Understanding Stack and Memory in Assembly

In assembly programming, the stack is an important data structure used for storing variables, return addresses, and other temporary data during function calls. Understanding how the stack works is critical for low-level programming and debugging.

1. Stack Overview

The stack is a section of memory that grows and shrinks automatically with function calls and returns. It operates on a Last In, First Out (LIFO) principle.

Key operations on the stack include:

• PUSH: Adds a value to the top of the stack.
• POP: Removes a value from the top of the stack.
• CALL: Pushes the return address onto the stack when calling a function.
• RET: Pops the return address from the stack when returning from a function.

2. Stack in x86 Assembly

In x86 architecture, the stack pointer register (SP or ESP) points to the current top of the stack. The base pointer register (BP or EBP) is often used to reference local variables in the stack frame.

Example of pushing and popping values:

section .text
    global _start

_start:
    ; Push a value onto the stack
    mov eax, 5
    push eax            ; Push 5 onto the stack

    ; Pop the value from the stack
    pop eax             ; Pop the top value into eax (eax = 5)

    ; Exit
    mov eax, 1          ; sys_exit
    xor ebx, ebx        ; Return code 0
    int 0x80
    

3. Stack Frames and Function Calls

When a function is called, a new stack frame is created. The stack frame typically includes:

• The return address (where the program should continue after the function call).
• The function's local variables.
• The saved registers (used for preserving the state of registers across function calls).

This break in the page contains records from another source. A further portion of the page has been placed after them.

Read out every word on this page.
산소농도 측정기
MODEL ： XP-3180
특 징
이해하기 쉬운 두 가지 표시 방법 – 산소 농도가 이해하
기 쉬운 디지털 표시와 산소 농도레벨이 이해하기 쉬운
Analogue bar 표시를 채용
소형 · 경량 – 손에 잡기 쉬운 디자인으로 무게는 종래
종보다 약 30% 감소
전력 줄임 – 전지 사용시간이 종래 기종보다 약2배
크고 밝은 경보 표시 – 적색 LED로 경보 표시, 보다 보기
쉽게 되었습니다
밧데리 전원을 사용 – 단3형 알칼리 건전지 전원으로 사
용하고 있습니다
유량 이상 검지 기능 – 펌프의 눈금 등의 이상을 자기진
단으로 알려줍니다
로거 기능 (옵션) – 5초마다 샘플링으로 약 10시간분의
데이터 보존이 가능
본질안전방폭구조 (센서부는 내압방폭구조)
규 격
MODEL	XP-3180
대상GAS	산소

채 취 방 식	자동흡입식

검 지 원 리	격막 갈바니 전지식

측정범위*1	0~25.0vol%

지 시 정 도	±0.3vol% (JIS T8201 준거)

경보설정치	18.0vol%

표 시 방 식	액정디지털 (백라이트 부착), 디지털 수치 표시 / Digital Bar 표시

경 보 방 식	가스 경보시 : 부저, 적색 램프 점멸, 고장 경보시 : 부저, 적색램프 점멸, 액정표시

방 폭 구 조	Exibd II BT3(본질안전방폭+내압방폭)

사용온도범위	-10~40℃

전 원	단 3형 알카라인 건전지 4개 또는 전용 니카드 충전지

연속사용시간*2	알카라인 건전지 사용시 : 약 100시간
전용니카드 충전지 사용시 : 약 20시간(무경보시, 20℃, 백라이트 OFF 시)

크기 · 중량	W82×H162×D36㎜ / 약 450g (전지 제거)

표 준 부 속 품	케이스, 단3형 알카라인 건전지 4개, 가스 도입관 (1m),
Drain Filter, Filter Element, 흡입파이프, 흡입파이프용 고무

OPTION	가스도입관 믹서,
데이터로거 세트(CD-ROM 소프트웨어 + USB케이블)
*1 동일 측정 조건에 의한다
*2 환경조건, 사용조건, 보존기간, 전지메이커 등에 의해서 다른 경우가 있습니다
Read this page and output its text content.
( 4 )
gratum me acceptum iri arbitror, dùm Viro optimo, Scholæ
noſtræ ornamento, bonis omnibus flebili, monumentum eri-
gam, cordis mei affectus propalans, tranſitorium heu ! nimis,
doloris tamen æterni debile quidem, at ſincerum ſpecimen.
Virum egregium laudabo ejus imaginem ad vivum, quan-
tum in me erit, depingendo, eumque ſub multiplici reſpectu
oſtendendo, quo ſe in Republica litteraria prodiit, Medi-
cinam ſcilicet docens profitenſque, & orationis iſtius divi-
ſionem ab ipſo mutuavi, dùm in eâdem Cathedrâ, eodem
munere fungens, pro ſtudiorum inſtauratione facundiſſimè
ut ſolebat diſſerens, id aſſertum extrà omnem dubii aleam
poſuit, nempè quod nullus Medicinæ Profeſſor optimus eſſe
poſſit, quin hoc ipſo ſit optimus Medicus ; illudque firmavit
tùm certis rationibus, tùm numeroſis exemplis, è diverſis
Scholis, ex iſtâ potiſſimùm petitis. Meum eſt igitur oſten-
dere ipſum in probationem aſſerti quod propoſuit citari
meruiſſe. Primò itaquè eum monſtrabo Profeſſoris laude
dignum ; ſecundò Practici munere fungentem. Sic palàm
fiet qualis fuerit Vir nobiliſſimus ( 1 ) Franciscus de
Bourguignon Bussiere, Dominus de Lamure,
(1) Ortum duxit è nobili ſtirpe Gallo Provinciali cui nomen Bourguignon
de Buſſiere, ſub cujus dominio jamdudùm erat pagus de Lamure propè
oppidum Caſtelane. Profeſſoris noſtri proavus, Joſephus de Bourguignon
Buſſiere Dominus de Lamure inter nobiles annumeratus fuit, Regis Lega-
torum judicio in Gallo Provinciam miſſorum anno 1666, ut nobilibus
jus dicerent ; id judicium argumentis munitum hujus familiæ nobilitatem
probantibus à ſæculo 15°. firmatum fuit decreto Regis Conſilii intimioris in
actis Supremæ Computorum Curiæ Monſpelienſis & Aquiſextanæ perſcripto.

Example of a function call with a stack frame:

section .text
    global _start

_start:
    ; Call function 'foo'
    call foo

    ; Exit
    mov eax, 1
    xor ebx, ebx
    int 0x80

foo:
    ; Function prologue
    push ebp             ; Save base pointer
    mov ebp, esp         ; Set up the new base pointer

    ; Local variables
    sub esp, 4           ; Allocate space for local variable

    ; Function epilogue
    mov esp, ebp         ; Restore stack pointer
    pop ebp              ; Restore base pointer
    ret                  ; Return from function
    

4. Stack Overflow

Stack overflow occurs when the stack grows beyond its allocated memory. This can happen if too many function calls are made (deep recursion) or too much space is allocated for local variables.

To prevent stack overflow, make sure to:

• Avoid deep recursion without a base case.
• Ensure local variables are appropriately sized.

5. Using the Stack for Arguments

Arguments to functions are often passed via the stack. In x86 calling conventions, arguments are pushed onto the stack before calling a function, and the function cleans up the stack after returning.

Example of passing arguments to a function:

section .text
    global _start

_start:
    ; Push arguments onto the stack
    push 10
    push 20

    ; Call the function 'add'
    call add

    ; Exit
    mov eax, 1
    xor ebx, ebx
    int 0x80

add:
    ; Get arguments from the stack
    pop eax            ; Get second argument
    pop ebx            ; Get first argument
    add eax, ebx       ; eax = eax + ebx (10 + 20)
    ret                ; Return with result in eax
    

Key Notes

• The stack is used to manage function calls, local variables, and return addresses.
• Understanding stack frames and the call/return process is essential for low-level debugging and optimization.
• Always be cautious of stack overflow, especially in recursion-heavy functions.